Remarkably, in our study, performing targeted tumor biopsy before LT was not associated with increased HCC recurrence rates. This fact may debunk former results [18, 40, 41]. Therefore, performing a biopsy in HCC, especially in case of unclear liver masses as well as in cases with inconsistent contrast enhanced imaging, seems to be safe and even reasonable.

Time on the waiting list was not predictive for a higher risk for HCC recurrence in our study. This finding may be due to the fact that the majority of patients received bridging therapies and further underlines the major role of tumor biology on tumor progression [12, 42].

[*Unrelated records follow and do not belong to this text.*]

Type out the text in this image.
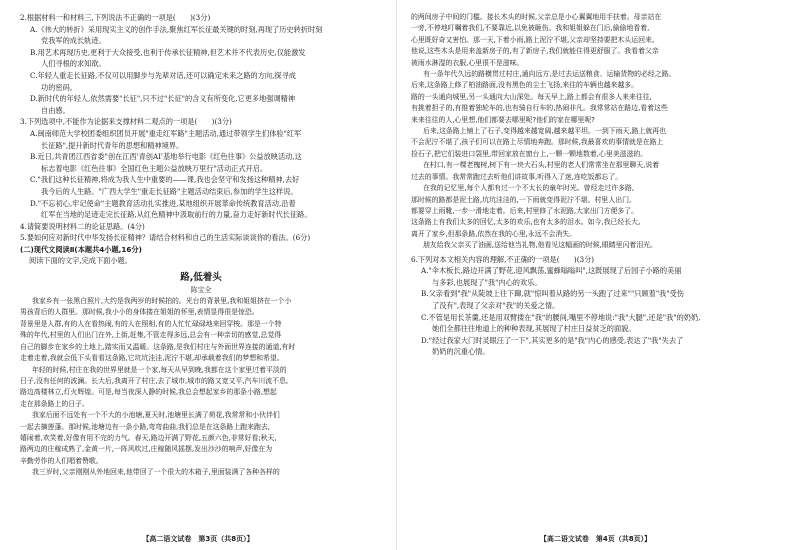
2.根据材料一和材料三,下列说法不正确的一项是(　　)(3分)
A.《伟大的转折》采用现实主义的创作手法,聚焦红军长征最关键的时刻,再现了历史转折时刻
党我军的成长轨迹。
B.用艺术再现历史,更利于大众接受,也利于传承长征精神,但艺术并不代表历史,仅能激发
人们寻根的求知欲。
C.年轻人重走长征路,不仅可以用脚步与先辈对话,还可以确定未来之路的方向,探寻成
功的密码。
D.新时代的年轻人,依然需要"长征",只不过"长征"的含义有所变化,它更多地强调精神
自由感。
3.下列选项中,不能作为论据来支撑材料二观点的一项是(　　)(3分)
A.闽南师范大学校团委组织团员开展"重走红军路"主题活动,通过带领学生们体验"红军
长征路",提升新时代青年的思想和精神境界。
B.近日,共青团江西省委"创在江西'青创AI'基地举行电影《红色往事》公益放映活动,这
标志着电影《红色往事》全国红色主题公益放映万里行"活动正式开启。
C."我们这种长征精神,将成为我人生中重要的——课,我也会坚守和发扬这种精神,去好
我今后的人生路。"广西大学生"重走长征路"主题活动结束后,参加的学生这样说。
D."不忘初心,牢记使命"主题教育活动扎实推进,某地组织开展革命传统教育活动,沿着
红军在当地的足迹走完长征路,从红色精神中汲取前行的力量,奋力走好新时代长征路。
4.请简要说明材料二的论证思路。(4分)
5.要如何应对新时代中华发扬长征精神？请结合材料和自己的生活实际谈谈你的看法。(6分)
(二)现代文阅读Ⅱ(本题共4小题,16分)
阅读下面的文字,完成下面小题。
路,低着头
陈宝全
我家乡有一张黑白照片,大约是我两岁的时候拍的。光台的背景里,我和姐姐挤在一个小
男孩背后的人群里。那时候,我小小的身体搂在姐姐的怀里,表情显得很是惊恐。
背景里是人群,有的人在看热闹,有的人在照相,有的人忙忙碌碌地来回穿梭。那是一个特
殊的年代,村里的人们出门在外,上街,赶集,不管走得多远,总会有一种亲切的感觉,总觉得
自己的脚步在家乡的土地上,踏实而又温暖。这条路,是我们村庄与外面世界连接的通道,有时
走着走着,我就会低下头看看这条路,它坑坑洼洼,泥泞不堪,却承载着我们的梦想和希望。
年轻的时候,村庄在我的世界里就是一个家,每天从早到晚,我都在这个家里过着平淡的
日子,没有任何的波澜。长大后,我离开了村庄,去了城市,城市的路又宽又平,汽车川流不息,
路边高楼林立,灯火辉煌。可是,每当夜深人静的时候,我总会想起家乡的那条小路,想起
走在那条路上的日子。
我家后面不远处有一个不大的小池塘,夏天时,池塘里长满了荷花,我常常和小伙伴们
一起去摘莲蓬。那时候,池塘边有一条小路,弯弯曲曲,我们总是在这条路上跑来跑去,
嬉闹着,欢笑着,好像有用不完的力气。春天,路边开满了野花,五颜六色,非常好看;秋天,
路两边的庄稼成熟了,金黄一片,一阵风吹过,庄稼随风摇摆,发出沙沙的响声,好像在为
辛勤劳作的人们唱着赞歌。
我三岁时,父亲刚刚从外地回来,他带回了一个很大的木箱子,里面装满了各种各样的
【高二语文试卷　第3页（共8页）】
的两间房子中间的门槛。接长木头的时候,父亲总是小心翼翼地用手扶着。母亲站在
一旁,不停地叮嘱着我们,不要靠近,以免被砸伤。我和姐姐躲在门后,偷偷地看着,
心里既好奇又害怕。那一天,下着小雨,路上泥泞不堪,父亲却坚持要把木头运回来。
他说,这些木头是用来盖新房子的,有了新房子,我们就能住得更舒服了。我看着父亲
被雨水淋湿的衣服,心里很不是滋味。
有一条年代久远的路横贯过村庄,通向远方,是过去运送粮食、运输货物的必经之路。
后来,这条路上修了柏油路面,没有黑色的尘土飞扬,来往的车辆也越来越多。
路的一头通向城里,另一头通向大山深处。每天早上,路上都会有很多人来来往往,
有挑着担子的,有推着独轮车的,也有骑自行车的,热闹非凡。我常常站在路边,看着这些
来来往往的人,心里想,他们都要去哪里呢?他们的家在哪里呢?
后来,这条路上铺上了石子,变得越来越宽阔,越来越平坦。一到下雨天,路上就再也
不会泥泞不堪了,孩子们可以在路上尽情地奔跑。那时候,我最喜欢的事情就是在路上
捡石子,把它们装进口袋里,带回家放在窗台上,一颗一颗地数着,心里美滋滋的。
在村口,有一棵老槐树,树下有一块大石头,村里的老人们常常坐在那里聊天,说着
过去的事情。我常常跑过去听他们讲故事,听得入了迷,连吃饭都忘了。
在我的记忆里,每个人都有过一个不太长的童年时光。曾经走过许多路,
那时候的路都是泥土路,坑坑洼洼的,一下雨就变得泥泞不堪。村里人出门,
都要穿上雨靴,一步一滑地走着。后来,村里修了水泥路,大家出门方便多了。
这条路上有我们太多的回忆,太多的欢乐,也有太多的泪水。如今,我已经长大,
离开了家乡,但那条路,依然在我的心里,永远不会消失。
朋友给我父亲买了油画,送给他当礼物,他看见这幅画的时候,眼睛里闪着泪光。
6.下列对本文相关内容的理解,不正确的一项是(　　)(3分)
A."伞木板长,路边开满了野花,迎风飘荡,蜜蜂嗡嗡叫",这既展现了后园子小路的美丽
与多彩,也展现了"我"内心的欢乐。
B.父亲看到"我"从陡坡上往下蹿,就"惊叫着从路的另一头跑了过来""只顾着"我"受伤
了没有",表现了父亲对"我"的关爱之情。
C.不管是用长茶羹,还是用双臂搂在"我"的腰间,嘴里不停地说:"我"大腿",还是"我"的奶奶,
她们全都往往地道上的种种表现,其展现了村庄日益贫乏的面貌。
D."经过我家大门时灵眼汪了一下",其实更多的是"我"内心的感受,表达了"我"失去了
奶奶的沉重心情。
【高二语文试卷　第4页（共8页）】
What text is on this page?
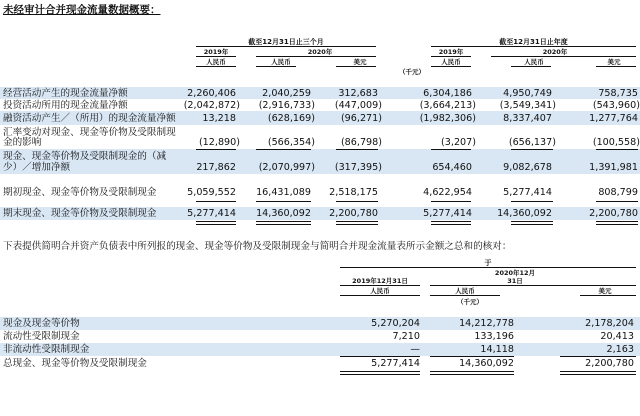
未经审计合并现金流量数据概要：
截至12月31日止三个月	截至12月31日止年度
2019年	2020年	2019年	2020年
人民币	人民币	美元	人民币	人民币	美元
（千元）
经营活动产生的现金流量净额	2,260,406	2,040,259	312,683	6,304,186	4,950,749	758,735
投资活动所用的现金流量净额	(2,042,872)	(2,916,733)	(447,009)	(3,664,213)	(3,549,341)	(543,960)
融资活动产生／（所用）的现金流量净额	13,218	(628,169)	(96,271)	(1,982,306)	8,337,407	1,277,764
汇率变动对现金、现金等价物及受限制现
金的影响	(12,890)	(566,354)	(86,798)	(3,207)	(656,137)	(100,558)
现金、现金等价物及受限制现金的（减
少）／增加净额	217,862	(2,070,997)	(317,395)	654,460	9,082,678	1,391,981
期初现金、现金等价物及受限制现金	5,059,552	16,431,089	2,518,175	4,622,954	5,277,414	808,799
期末现金、现金等价物及受限制现金	5,277,414	14,360,092	2,200,780	5,277,414	14,360,092	2,200,780
下表提供简明合并资产负债表中所列报的现金、现金等价物及受限制现金与简明合并现金流量表所示金额之总和的核对：
于
2020年12月
2019年12月31日	31日
人民币	人民币	美元
（千元）
现金及现金等价物	5,270,204	14,212,778	2,178,204
流动性受限制现金	7,210	133,196	20,413
非流动性受限制现金	—	14,118	2,163
总现金、现金等价物及受限制现金	5,277,414	14,360,092	2,200,780
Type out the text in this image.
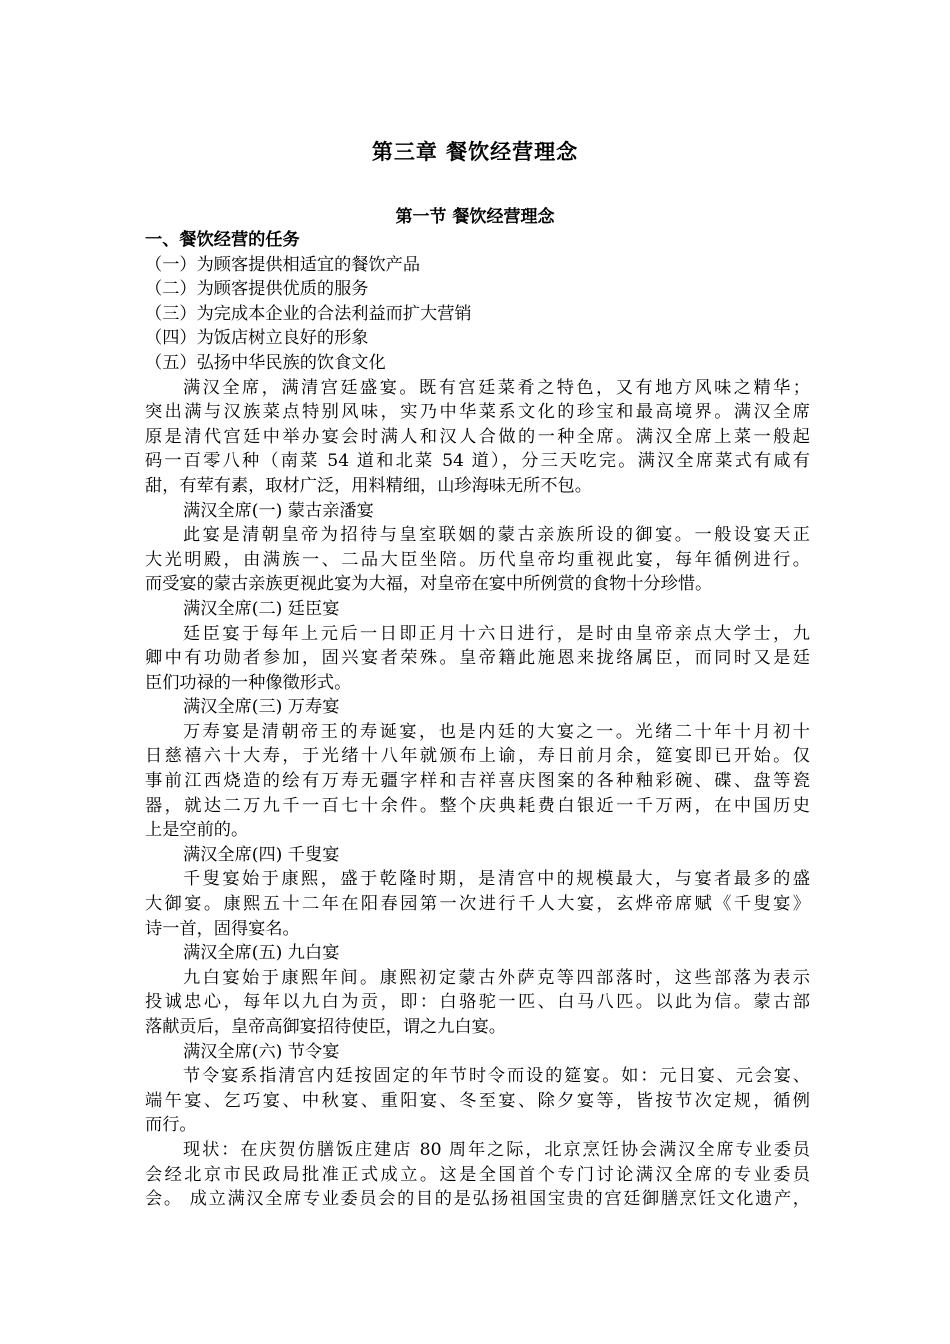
第三章 餐饮经营理念
第一节 餐饮经营理念
一、餐饮经营的任务
（一）为顾客提供相适宜的餐饮产品
（二）为顾客提供优质的服务
（三）为完成本企业的合法利益而扩大营销
（四）为饭店树立良好的形象
（五）弘扬中华民族的饮食文化
满汉全席，满清宫廷盛宴。既有宫廷菜肴之特色，又有地方风味之精华；
突出满与汉族菜点特别风味，实乃中华菜系文化的珍宝和最高境界。满汉全席
原是清代宫廷中举办宴会时满人和汉人合做的一种全席。满汉全席上菜一般起
码一百零八种（南菜 54 道和北菜 54 道），分三天吃完。满汉全席菜式有咸有
甜，有荤有素，取材广泛，用料精细，山珍海味无所不包。
满汉全席(一) 蒙古亲潘宴
此宴是清朝皇帝为招待与皇室联姻的蒙古亲族所设的御宴。一般设宴天正
大光明殿，由满族一、二品大臣坐陪。历代皇帝均重视此宴，每年循例进行。
而受宴的蒙古亲族更视此宴为大福，对皇帝在宴中所例赏的食物十分珍惜。
满汉全席(二) 廷臣宴
廷臣宴于每年上元后一日即正月十六日进行，是时由皇帝亲点大学士，九
卿中有功勋者参加，固兴宴者荣殊。皇帝籍此施恩来拢络属臣，而同时又是廷
臣们功禄的一种像徵形式。
满汉全席(三) 万寿宴
万寿宴是清朝帝王的寿诞宴，也是内廷的大宴之一。光绪二十年十月初十
日慈禧六十大寿，于光绪十八年就颁布上谕，寿日前月余，筵宴即已开始。仅
事前江西烧造的绘有万寿无疆字样和吉祥喜庆图案的各种釉彩碗、碟、盘等瓷
器，就达二万九千一百七十余件。整个庆典耗费白银近一千万两，在中国历史
上是空前的。
满汉全席(四) 千叟宴
千叟宴始于康熙，盛于乾隆时期，是清宫中的规模最大，与宴者最多的盛
大御宴。康熙五十二年在阳春园第一次进行千人大宴，玄烨帝席赋《千叟宴》
诗一首，固得宴名。
满汉全席(五) 九白宴
九白宴始于康熙年间。康熙初定蒙古外萨克等四部落时，这些部落为表示
投诚忠心，每年以九白为贡，即：白骆驼一匹、白马八匹。以此为信。蒙古部
落献贡后，皇帝高御宴招待使臣，谓之九白宴。
满汉全席(六) 节令宴
节令宴系指清宫内廷按固定的年节时令而设的筵宴。如：元日宴、元会宴、
端午宴、乞巧宴、中秋宴、重阳宴、冬至宴、除夕宴等，皆按节次定规，循例
而行。
现状：在庆贺仿膳饭庄建店 80 周年之际，北京烹饪协会满汉全席专业委员
会经北京市民政局批准正式成立。这是全国首个专门讨论满汉全席的专业委员
会。 成立满汉全席专业委员会的目的是弘扬祖国宝贵的宫廷御膳烹饪文化遗产，
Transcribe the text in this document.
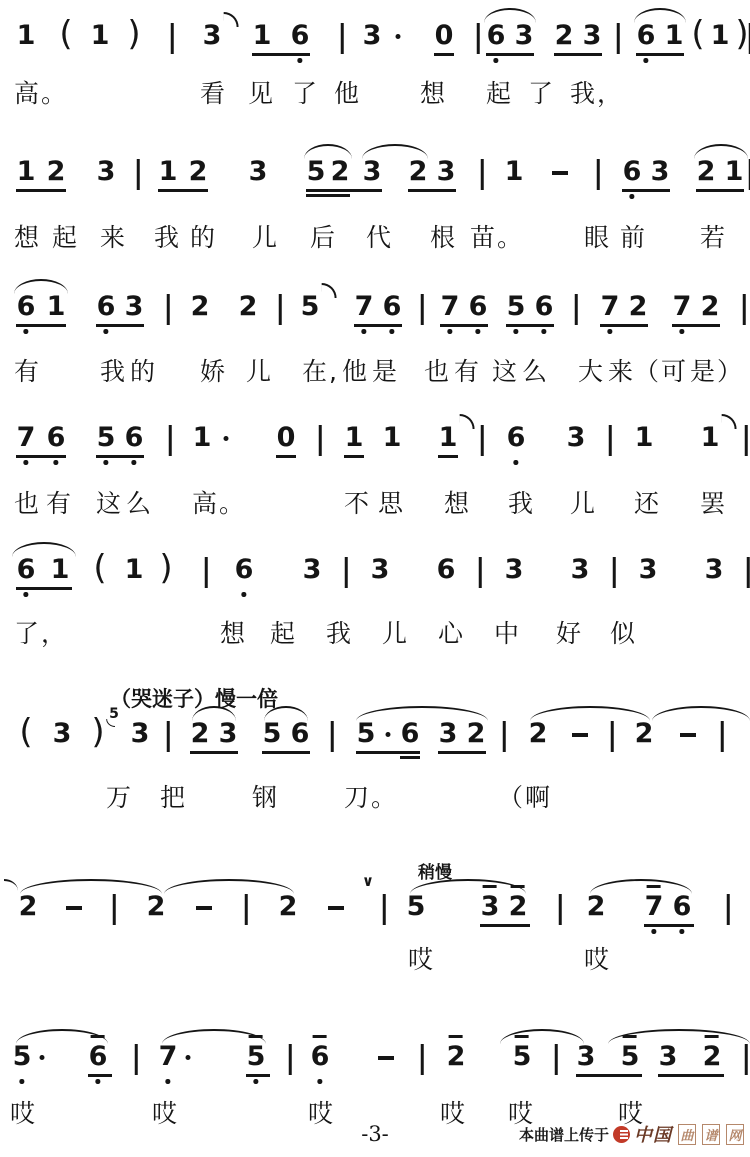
-3-	本曲谱上传于 中国 曲 谱 网
1 ( 1 ) 3 1 6 3 0 6 3 2 3 6 1 ( 1 )
高。	看 见 了 他 想 起 了 我，
1 2 3 1 2 3 5 2 3 2 3 1	6 3 2 1
想 起 来 我 的 儿 后 代 根 苗。 眼 前 若
6 1 6 3 2 2 5 7 6 7 6 5 6 7 2 7 2
有 我 的 娇 儿 在, 他 是 也 有 这 么 大 来
（可 是）
7 6 5 6 1 0 1 1 1 6 3 1 1
也 有 这 么 高。	不 思 想 我 儿 还 罢
6 1 ( 1 ) 6 3 3 6 3 3 3 3
了，	想 起 我 儿 心 中 好 似
( 3 ) 5
3 2 3 5 6 5 6 3 2 2	2
万 把	钢	刀。	（啊
（哭迷子）慢一倍
2	2	2
∨
5 3 2 2 7 6
哎	哎
稍慢
5 6 7	5 6	2 5 3 5 3 2
哎	哎	哎	哎 哎	哎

Data on recurrence protection using mTOR inhibitors is still controversial. Most study populations were small and until now, only few randomized controlled trials and prospective studies are available [21, 43, 44]. In our study, univariate analysis showed a strong tendency towards a significant reduction of HCC recurrence (p = 0.053) in patients who received an Everolimus based immunosuppression. However multivariable analysis showed no influence of Everolimus on HCC recurrence. Sirolimus based regimens were rare in our study collective and were thus not included in the statistical analysis. Nevertheless, as long as no clear statement can be made, an mTOR based immunosuppressive regimen may be considered in patients after LT for HCC without contraindications.

5. Conclusions

The main goal of treatment in HCC patients waiting for LT should be reaching CR as this achievement is crucial in reducing HCC recurrence rates after LT. The applied strategy, number, and combination of treatments were according to our data insignificant. Therefore, selection of treatment modalities should primarily be adjusted in accordance with both patient characteristics such as liver function and tumor properties such as diameter and extension. Microvascular invasion is another major risk factor for HCC recurrence that surely has prognostic relevance. However, this risk factor cannot be modified prior to LT.